Also geht das lustige Spielchen weiter, dass die F 750 GS so wie ihre Vorgängerin F 700 GS wieder knapp 100 Kubik mehr Hubraum besitzt, als ihr Name vermuten ließe.
Ein Understatement, mit dem man angesichts der Performance des Parallel-Zweizylinders sehr gut leben kann - wer mit der Typenbezeichnung auf der Verkleidung angeben will, muss ohnehin mehrere Klassen höher suchen.
Die F 750 GS jedenfalls kann subjektiv viel mehr, als die Leistungsangaben am Papier vermuten ließen.
Mit ihren 77 PS bei 7500 Umdrehungen hat sie zwar stolze 18 PS weniger als die F 850 GS, beschleunigt aber kaum schlechter und macht vom unteren Drehzahlbereich bis zur Mitte den gleichen Spaß.
Das liegt vor allem daran, dass die beiden Motoren bis knapp 6000 Touren auf nahezu gleichem Niveau liegen, erst darüber schwingt sich die 850er zu ihren 95 PS auf.
Die 750er muss aber gar nicht so weit ausgedreht werden, die Schaltung ist gut abgestuft und in den Begrenzer bin ich tatsächlich nur einmal gerattert - als ich absichtlich ausloten wollte, wo er überhaupt ist.
Ganz ähnlich funktioniert das mit dem Drehmoment, die 83 Newtonmeter bei 6000 Umdrehungen der F 750 GS stehen 92 Newtonmeter bei 6250 Touren der F 850 GS gegenüber.
Schon alleine das liegt nicht allzu weit auseinander, allerdings trennen die beiden Drehmomentkurven bei 5000 Umdrehungen gerade mal 3 Newtonmeter - man merkt also auch vom Punch her kaum einen Unterschied.
Und so macht mir, ganz ehrlich gestanden, das gedrosselte Triebwerk der F 750 GS genauso viel Spaß wie jenes der größeren Schwester F 850 GS.
Im Gelände sieht die Sache natürlich schon anders aus, nicht umsonst ist die F 850 GS mit ihrem 21 Zoll-Vorderrad das aktuell größte Offroad-Talent der BMW-Palette.

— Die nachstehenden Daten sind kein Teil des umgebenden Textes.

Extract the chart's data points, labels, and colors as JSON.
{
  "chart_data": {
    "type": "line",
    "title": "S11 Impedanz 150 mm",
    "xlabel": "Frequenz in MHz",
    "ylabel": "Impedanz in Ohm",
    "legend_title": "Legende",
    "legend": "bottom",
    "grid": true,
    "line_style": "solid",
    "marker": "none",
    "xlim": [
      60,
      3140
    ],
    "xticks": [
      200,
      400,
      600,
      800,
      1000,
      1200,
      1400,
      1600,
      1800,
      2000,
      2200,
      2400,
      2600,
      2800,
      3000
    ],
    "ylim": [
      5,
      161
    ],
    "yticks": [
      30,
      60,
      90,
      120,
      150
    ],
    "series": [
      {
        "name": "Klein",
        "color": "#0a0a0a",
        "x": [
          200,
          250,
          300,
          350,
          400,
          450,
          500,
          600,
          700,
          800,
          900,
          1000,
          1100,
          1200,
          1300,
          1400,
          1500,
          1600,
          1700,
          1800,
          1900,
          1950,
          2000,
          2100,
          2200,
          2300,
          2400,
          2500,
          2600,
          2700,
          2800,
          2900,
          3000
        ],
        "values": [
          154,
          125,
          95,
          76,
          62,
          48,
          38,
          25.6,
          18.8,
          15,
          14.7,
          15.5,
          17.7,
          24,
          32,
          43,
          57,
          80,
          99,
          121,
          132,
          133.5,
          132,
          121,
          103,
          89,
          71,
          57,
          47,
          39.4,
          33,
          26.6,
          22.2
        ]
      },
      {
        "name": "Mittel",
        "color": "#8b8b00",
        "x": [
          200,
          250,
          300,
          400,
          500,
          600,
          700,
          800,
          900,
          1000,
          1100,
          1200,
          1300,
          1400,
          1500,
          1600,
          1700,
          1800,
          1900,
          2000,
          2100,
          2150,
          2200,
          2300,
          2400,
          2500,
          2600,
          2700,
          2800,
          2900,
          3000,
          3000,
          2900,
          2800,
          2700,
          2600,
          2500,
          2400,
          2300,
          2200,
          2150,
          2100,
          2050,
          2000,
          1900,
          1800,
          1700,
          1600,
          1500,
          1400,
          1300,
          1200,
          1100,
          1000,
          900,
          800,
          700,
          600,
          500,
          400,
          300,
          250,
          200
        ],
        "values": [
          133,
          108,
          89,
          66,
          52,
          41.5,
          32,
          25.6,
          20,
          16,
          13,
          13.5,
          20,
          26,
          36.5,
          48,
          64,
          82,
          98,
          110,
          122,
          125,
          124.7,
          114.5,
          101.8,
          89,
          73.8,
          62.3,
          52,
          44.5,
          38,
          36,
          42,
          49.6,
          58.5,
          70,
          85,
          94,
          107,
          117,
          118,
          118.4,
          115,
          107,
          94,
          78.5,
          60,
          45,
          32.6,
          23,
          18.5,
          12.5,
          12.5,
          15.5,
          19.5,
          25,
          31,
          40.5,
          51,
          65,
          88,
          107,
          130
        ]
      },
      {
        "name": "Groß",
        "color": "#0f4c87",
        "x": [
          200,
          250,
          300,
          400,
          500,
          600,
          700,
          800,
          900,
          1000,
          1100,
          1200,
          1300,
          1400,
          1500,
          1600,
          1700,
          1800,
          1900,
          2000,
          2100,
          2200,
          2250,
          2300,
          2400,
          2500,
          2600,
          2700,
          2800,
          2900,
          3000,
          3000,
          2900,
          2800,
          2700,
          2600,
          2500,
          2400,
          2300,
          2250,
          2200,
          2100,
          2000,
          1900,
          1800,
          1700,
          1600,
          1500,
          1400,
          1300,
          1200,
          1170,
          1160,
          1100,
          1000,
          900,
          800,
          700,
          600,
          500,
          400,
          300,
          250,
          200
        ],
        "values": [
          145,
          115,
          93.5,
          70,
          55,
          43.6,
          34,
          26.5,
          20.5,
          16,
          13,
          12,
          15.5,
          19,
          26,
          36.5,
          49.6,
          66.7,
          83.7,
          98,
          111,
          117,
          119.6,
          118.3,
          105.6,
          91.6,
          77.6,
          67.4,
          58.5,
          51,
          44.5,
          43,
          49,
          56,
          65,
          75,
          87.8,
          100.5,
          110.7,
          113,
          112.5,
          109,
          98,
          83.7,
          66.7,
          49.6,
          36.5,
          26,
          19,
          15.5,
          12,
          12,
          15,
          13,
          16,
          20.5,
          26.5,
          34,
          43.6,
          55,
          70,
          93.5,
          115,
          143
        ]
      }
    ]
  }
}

Das G im Namen hat sich die F 750 GS dennoch verdient, mit einem Vorderrad in der Dimension 110/80-19 schafft sie locker alle Schotterwege dieser Erde, immerhin bieten selbst die selbsternannten "Offroad-Spezialisten" anderer Hersteller nur ein 19er-Vorderrad.
An ihre Grenzen stößt die F 750 GS im Gelände wohl eher durch ihre Federwege, mit 151 Millimeter vorne und 177 Millimeter hinten ist man schon weit weg von der 850er-Schwester, die vorne und hinten mit jeweils mehr als 200 Millimeter aufwarten kann.
Der Vorteil geht diesbezüglich aber eher in die andere Richtung, die Federwege lassen sich um 20 Millimeter kürzen, was in Kombination mit der niedrigsten möglichen Sitzbank eine Sitzhöhe von nur 770 Millimeter ergibt - ein Mords-Argument für alle kleineren Piloten und Anfänger, die einen sicheren Stand wünschen.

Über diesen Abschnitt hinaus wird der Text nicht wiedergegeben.